Saguaro Lake is located within the Tonto National Forest just 20 minutes from Mesa, Arizona. While exploring the lake in your boat enjoy a delicious meal at the Lakeshore Restaurant while enjoying the panoramic view of the Goldfield Mountains, Bulldog Cliffs and Saguaro Lake.
The smaller but picturesque Canyon Lake—with red rock canyon walls and hidden coves perfect for fishing—is a must-see when visiting or moving to the Phoenix area. Take your rental boat out on the lake, find a dock, and enjoy the beauty of the desert. Canyon Lake is also a popular stop along the Apache Trail route from Apache Junction, Arizona.
CAMPING HOT SPOTS AROUND PHOENIX
White Tank Mountain Regional Park
White Tank Mountain Regional Park boasts 30,000 acres, making it the largest regional park in Maricopa County. Here, the popular Waterfall Trail leads hikers to waterfall sightings (typically best seen after a rainstorm), and you may also spot petroglyphs along the way. RV camping is available, and all are “developed” sites (each with water, electrical hookups, a picnic table, a barbecue fire ring).
Estrella Mountain Regional Park
Even the smaller parks have something special to offer. At Estrella Mountain Regional Park, there are just seven developed RV sites, but activities for sports enthusiasts exist—with over 33 miles of trails for hiking, mountain biking, and horseback riding; as well as affordable public golfing. There is also a large amphitheater for special events, a lighted arena for rodeos, and two lighted baseball fields.
Cave Creek & McDowell Mountain
Cave Creek offers 38 developed campsites, each able to accommodate up to a 45’ RV. The 11+ miles of multi-use trails here are popular amongst hikers, mountain bikers, and equestrians due to dramatic elevation changes and spectacular views of the plains. McDowell Mountain is similarly sought after for its 50+ miles of multi-use trails and great views of the surrounding ranges.
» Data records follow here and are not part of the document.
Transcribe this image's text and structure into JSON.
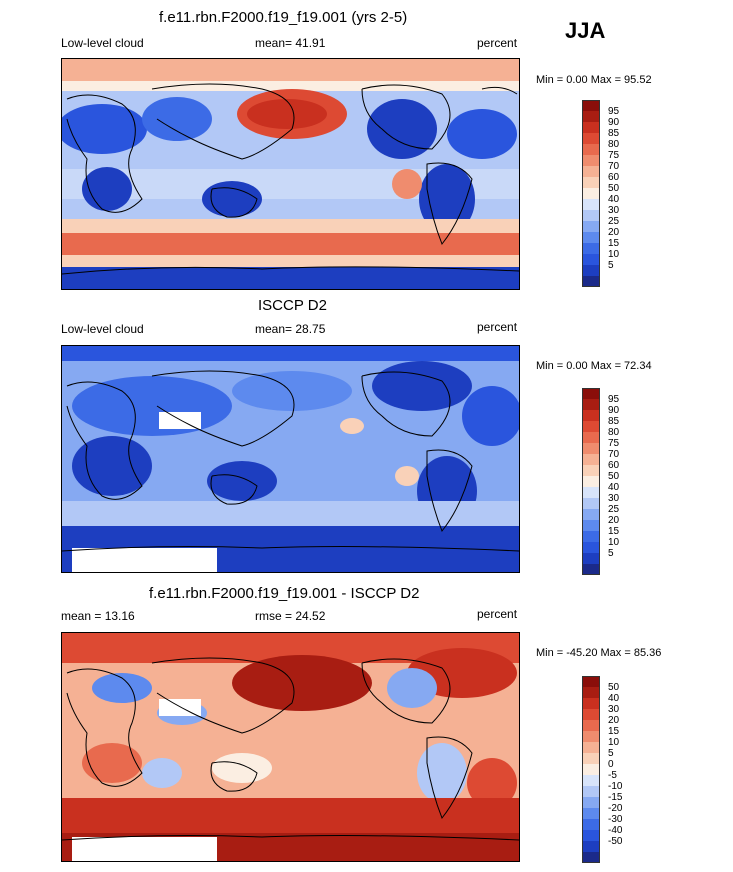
{
  "season": "JJA",
  "colors": {
    "main_scale": [
      "#1b2a8a",
      "#1d3ec0",
      "#2a55dd",
      "#3c6be6",
      "#5d8aee",
      "#86a9f2",
      "#b2c8f6",
      "#d8e4fa",
      "#fbeee2",
      "#f9d1b8",
      "#f5b194",
      "#ef8c6e",
      "#e86a4e",
      "#dd4a33",
      "#c9301f",
      "#a81d12",
      "#8a0e0a"
    ],
    "diff_scale": [
      "#1b2a8a",
      "#1d3ec0",
      "#2a55dd",
      "#3c6be6",
      "#5d8aee",
      "#86a9f2",
      "#b2c8f6",
      "#d8e4fa",
      "#fbeee2",
      "#f9d1b8",
      "#f5b194",
      "#ef8c6e",
      "#e86a4e",
      "#dd4a33",
      "#c9301f",
      "#a81d12",
      "#8a0e0a"
    ]
  },
  "panels": [
    {
      "title": "f.e11.rbn.F2000.f19_f19.001 (yrs 2-5)",
      "left_label": "Low-level cloud",
      "center_label": "mean=  41.91",
      "right_label": "percent",
      "minmax": "Min =   0.00 Max =  95.52",
      "colorbar_labels": [
        "95",
        "90",
        "85",
        "80",
        "75",
        "70",
        "60",
        "50",
        "40",
        "30",
        "25",
        "20",
        "15",
        "10",
        "5"
      ]
    },
    {
      "title": "ISCCP D2",
      "left_label": "Low-level cloud",
      "center_label": "mean=  28.75",
      "right_label": "percent",
      "minmax": "Min =   0.00 Max =  72.34",
      "colorbar_labels": [
        "95",
        "90",
        "85",
        "80",
        "75",
        "70",
        "60",
        "50",
        "40",
        "30",
        "25",
        "20",
        "15",
        "10",
        "5"
      ]
    },
    {
      "title": "f.e11.rbn.F2000.f19_f19.001 - ISCCP D2",
      "left_label": "mean =  13.16",
      "center_label": "rmse =  24.52",
      "right_label": "percent",
      "minmax": "Min = -45.20 Max =  85.36",
      "colorbar_labels": [
        "50",
        "40",
        "30",
        "20",
        "15",
        "10",
        "5",
        "0",
        "-5",
        "-10",
        "-15",
        "-20",
        "-30",
        "-40",
        "-50"
      ]
    }
  ]
}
Here you’ll find 76 developed sites for tent or RV camping, each capable of accommodating up to a 45’ RV.
Lastly, Usery Mountain is known for its Wind Cave Trail, where water seeps from the alcove’s roof to support the hanging gardens of Rock Daisy. There are 73 developed sites at Usery, and the park provides restrooms with flush toilets and hot water showers.
EXPLORING BEYOND PHOENIX
For outdoor enthusiasts wanting to take their RV or boat (or an Outdoor Toy Share rental boat or motorhome) a little further outside the Phoenix area, the canyons and monuments of Northern Arizona offer breathtaking views of some of the nation’s most unusual landscapes. Begin by visiting Sunset Crater National Monument, just over two hours from Phoenix; then head to the Wupatki National Monument, where you’ll see several ancient pueblos. Continuing north will bring you to The Grand Canyon, where you can take your pick from the Grand Canyon Railway RV Park, Trailer Village (adjacent to Mather Campground, and with full hookups), or Desert View Campground (30 ft. maximum RV length and no hookups).
*Note: Be sure to visit nps.gov for updates regarding park alerts and closures.
Lake Powell offers virtually limitless opportunities for boaters, and adventurous jet skiers and hikers will likely want to explore the many slot canyons in the area. Rainbow Bridge National Monument, the world’s largest natural bridge, is also a must-see. This feature spans 275 feet across the Colorado River and reaches 290 feet high. For views of the lake, RV travelers can stay nearby at the Wahweap RV park, where there is easy access to Wahweap Marina and the Stateline Launch Ramp.
Travelers may also want to take the long road home by way of Canyon de Chelly National Monument, where you’ll find hundreds of prehistoric Anasazi ruins and modern Navajo homes and farms among the cliffs. The nearby Hubbell Trading Post National Historic Site offers weaving demonstrations and opportunities to see Navajo artisans trading their goods. Photo ops also abound at the Petrified Forest National Park as well as the Painted Desert.